La confederazione nazionale artigianato, nella sua divisione installazione impianti, nel comunicare di aver inviato una nota all’ Autorità Garante della Concorrenza e del Mercato, ricorda che questa tipologia di costi imposti a persone ed imprese sono totalmente impropri, così come è improprio il loro inserimento tra le clausole vincolanti dei moduli di trasferimento.
 
Purtroppo è più che frequente trovare in questi moduli delle condizioni che impongono l’obbligo di pagamento di oneri di trasferimento, anche esplicitati attraverso varie tipologie di voci.

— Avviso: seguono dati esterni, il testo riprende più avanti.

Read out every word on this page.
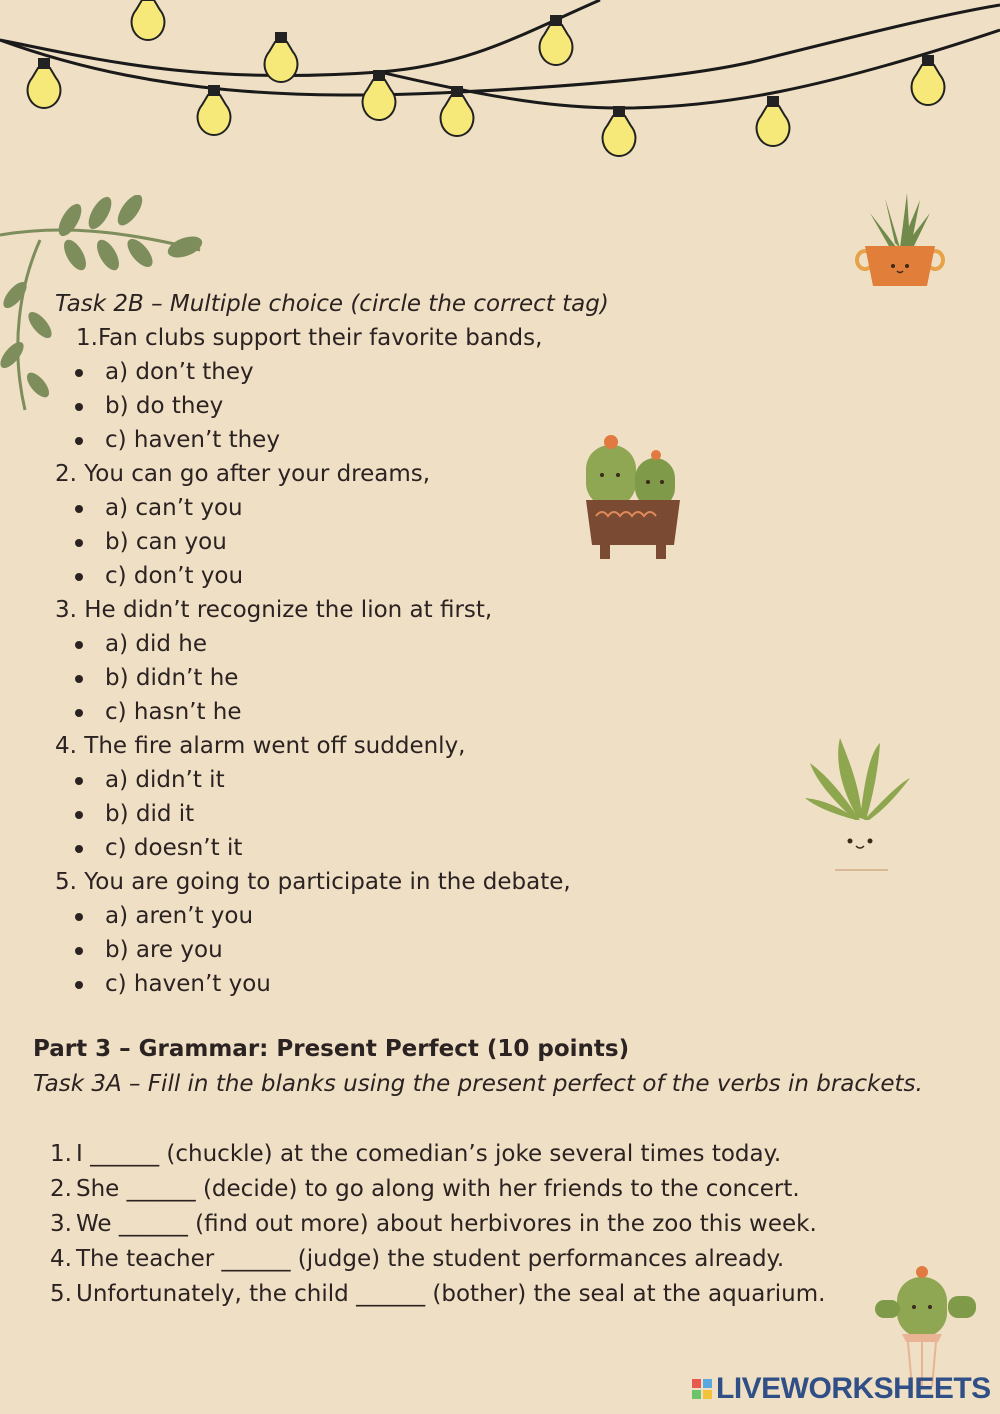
Task 2B – Multiple choice (circle the correct tag)
1.Fan clubs support their favorite bands,
a) don’t they
b) do they
c) haven’t they
2. You can go after your dreams,
a) can’t you
b) can you
c) don’t you
3. He didn’t recognize the lion at first,
a) did he
b) didn’t he
c) hasn’t he
4. The fire alarm went off suddenly,
a) didn’t it
b) did it
c) doesn’t it
5. You are going to participate in the debate,
a) aren’t you
b) are you
c) haven’t you
Part 3 – Grammar: Present Perfect (10 points)
Task 3A – Fill in the blanks using the present perfect of the verbs in brackets.
1. I ______ (chuckle) at the comedian’s joke several times today.
2. She ______ (decide) to go along with her friends to the concert.
3. We ______ (find out more) about herbivores in the zoo this week.
4. The teacher ______ (judge) the student performances already.
5. Unfortunately, the child ______ (bother) the seal at the aquarium.
LIVEWORKSHEETS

Se è pur vero che gli organismi di certificazione designati dal Ministero dell’Ambiente, accreditati dall’ente unico nazionale di accreditamento (Accredia), devono far approvare dal ministero un tariffario (secondo il DPR 146/2018), quest’ultimo non prevede costi di trasferimento. Tutte le voci come “consegna documentazione di trasferimento”, “trasferimento persona verso altro Organismo di certificazione”, “dichiarazione di assenza pendenze” o “costi di backoffice o di segreteria” sono quindi ingiustificati.

“Questi costi, per la loro entità rapportata ai costi complessivi di certificazione – afferma Guido Pesaro, Responsabile Nazionale CNA Installazione Impianti –  impediscono di fatto, o rendono quantomeno difficoltoso, il libero passaggio delle certificazioni da un ente all’altro e sono spesso assimilabili a vere e proprie penali per il recesso che non trovano alcuna giustificazione nel tariffario approvato da Ministero e nella legge che invece vuole garantire il libero trasferimento delle certificazioni tra enti accreditati a beneficio dei soggetti certificati”.
 
Per come sono imposte ad oggi, queste clausole che impongono oneri e penali, in caso di rifiuto, impediscono il trasferimento della documentazione all’ente di certificazione subentrante, ostacolando così il libero passaggio delle certificazioni e ponendo un limite al diritto di recesso previsto dalla legge approvata dal Ministero dell’Ambiente.
 
“Inoltre – prosegue il Responsabile degli impiantisti CNA – in alcuni casi, vista la totale assenza di una base legislativa o regolamentare che autorizzi la richiesta di costi per il trasferimento dei certificati, alcuni enti di certificazione subordinano il trasferimento dei certificati medesimi alla sottoscrizione di un nuovo contratto che prevede appositi costi per il trasferimento”.
 
Si comprende facilmente che queste illegittime richieste di pagamento creano delle limitazioni alle persone ed alle imprese che desiderano, in piena legittimità, cambiare organismo di certificazione f-gas, mentre questo genere di passaggio dovrebbe essere – a norma di legge – sempre possibile e gratuito.